JEFFERSON CITY, Mo. — A Missouri lawmaker is hoping the state will regulate vaping the way it regulates smoking.
His proposed legislation received a senate hearing in Jefferson City today.
Several high school and middle school students traveled to the capitol to testify in support of the bill.
They hope the state can do more to keep the products out of the hands of students.
Senator Lincoln Hough testified before the Senate Seniors, Family, and Children Committee about why he filed Senate Bill 829.
Sen. Lincoln Hough, (R) Springfield, said, “My intent with this legislation is to help our youth to not start using tobacco products.”
Hough’s bill would make vaping illegal in the same areas where state law prohibits smoking.
It would change state law to make 21 the age for purchasing vaping products.
Multiple health officials and several students testified in support of the legislation.
Some said they feel peer pressure to vape.
Grace Replogle, Republic Middle School Student, said, “At my school I regularly see students passing vapes in hallways and bathrooms and now several of them have tried to quit but I have not been able to.”
Avery Erwin, Hickory Hills Middle School Student, said, “Users can hide them in their backpacks, pockets and lockers they can breathe the vapor into their sleeves and backpacks and even wait for the teacher to leave the room for just a few seconds.”

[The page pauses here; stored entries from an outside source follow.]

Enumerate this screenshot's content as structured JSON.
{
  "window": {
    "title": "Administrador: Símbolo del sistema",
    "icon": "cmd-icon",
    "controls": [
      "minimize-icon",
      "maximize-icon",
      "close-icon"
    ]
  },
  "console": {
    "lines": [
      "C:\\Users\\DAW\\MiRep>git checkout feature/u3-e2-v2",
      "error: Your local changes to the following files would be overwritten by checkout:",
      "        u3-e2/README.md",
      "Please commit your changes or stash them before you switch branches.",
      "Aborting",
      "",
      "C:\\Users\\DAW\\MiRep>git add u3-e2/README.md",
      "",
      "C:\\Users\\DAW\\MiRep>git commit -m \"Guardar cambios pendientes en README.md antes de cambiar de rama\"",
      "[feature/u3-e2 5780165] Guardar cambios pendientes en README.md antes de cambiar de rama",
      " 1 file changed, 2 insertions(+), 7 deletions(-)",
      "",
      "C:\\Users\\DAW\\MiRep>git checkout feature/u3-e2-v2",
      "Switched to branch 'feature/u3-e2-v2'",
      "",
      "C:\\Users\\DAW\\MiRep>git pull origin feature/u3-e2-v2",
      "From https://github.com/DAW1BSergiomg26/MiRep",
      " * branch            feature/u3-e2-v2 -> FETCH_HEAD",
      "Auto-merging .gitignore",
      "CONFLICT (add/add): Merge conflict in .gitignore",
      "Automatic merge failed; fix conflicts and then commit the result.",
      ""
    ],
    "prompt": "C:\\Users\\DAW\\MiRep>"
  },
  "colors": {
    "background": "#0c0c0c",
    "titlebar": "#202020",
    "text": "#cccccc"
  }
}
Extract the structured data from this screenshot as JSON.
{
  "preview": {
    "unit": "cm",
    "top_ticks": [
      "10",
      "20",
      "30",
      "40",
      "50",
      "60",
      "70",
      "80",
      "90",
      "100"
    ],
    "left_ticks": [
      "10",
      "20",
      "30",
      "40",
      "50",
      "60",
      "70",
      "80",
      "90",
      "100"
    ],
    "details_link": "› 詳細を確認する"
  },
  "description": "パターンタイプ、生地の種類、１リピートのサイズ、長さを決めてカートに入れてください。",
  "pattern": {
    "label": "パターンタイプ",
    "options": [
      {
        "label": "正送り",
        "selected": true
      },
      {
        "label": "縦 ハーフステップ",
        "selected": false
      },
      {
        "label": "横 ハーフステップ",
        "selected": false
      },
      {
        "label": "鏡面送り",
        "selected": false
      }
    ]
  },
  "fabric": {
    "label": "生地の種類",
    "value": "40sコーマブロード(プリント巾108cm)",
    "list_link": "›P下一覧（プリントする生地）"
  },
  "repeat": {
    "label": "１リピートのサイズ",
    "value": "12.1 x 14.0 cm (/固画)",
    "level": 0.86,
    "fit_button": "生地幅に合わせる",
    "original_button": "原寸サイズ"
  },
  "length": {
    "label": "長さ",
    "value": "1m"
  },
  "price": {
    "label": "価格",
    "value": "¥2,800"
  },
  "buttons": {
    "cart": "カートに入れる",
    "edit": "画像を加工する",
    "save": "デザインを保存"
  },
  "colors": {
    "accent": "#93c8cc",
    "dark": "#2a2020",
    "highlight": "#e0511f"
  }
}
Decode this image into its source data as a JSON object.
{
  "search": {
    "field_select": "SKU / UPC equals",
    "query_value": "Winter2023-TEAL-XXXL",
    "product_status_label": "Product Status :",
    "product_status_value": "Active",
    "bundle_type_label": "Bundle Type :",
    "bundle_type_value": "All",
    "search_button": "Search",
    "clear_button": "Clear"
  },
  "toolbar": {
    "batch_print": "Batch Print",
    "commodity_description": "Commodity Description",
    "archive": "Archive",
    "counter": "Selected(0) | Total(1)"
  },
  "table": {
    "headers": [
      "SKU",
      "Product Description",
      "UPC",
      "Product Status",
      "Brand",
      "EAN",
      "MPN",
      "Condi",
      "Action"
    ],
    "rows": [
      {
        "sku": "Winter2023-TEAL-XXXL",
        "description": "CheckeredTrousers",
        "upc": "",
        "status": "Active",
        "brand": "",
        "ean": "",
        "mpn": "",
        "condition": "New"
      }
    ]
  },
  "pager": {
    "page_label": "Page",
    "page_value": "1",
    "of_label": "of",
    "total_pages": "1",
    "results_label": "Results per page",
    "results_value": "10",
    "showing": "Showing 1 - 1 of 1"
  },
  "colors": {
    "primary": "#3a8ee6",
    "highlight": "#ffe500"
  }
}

Hough said his legislation would also create a state registration allowing regulators to know which businesses are selling vaping products.
And by taxing the products just like tobacco merchandise, money would be used for local and state cessation programs and enforcement to ensure businesses are not selling to minors.
“there’s actual dollars behind the enforcement that currently we don’t have a lot of right now in the state,” said Hough.
A representative from the Vapor Technology Association testified against the bill.
He said the industry supports regulation, but opposes treating vaping products the same as tobacco and says vaping helps adults to quit smoking.
Kino Becton, Vaping Technology Association, said, “I lost three family members to smoking related diseases and these are products that I think if they had been on the market years before, those families would probably still be here today.”
Federal law recently changed to raise the age to buy vaping products to 21.
Hough’s bill would make it a state crime to sell to anyone under the age of 21.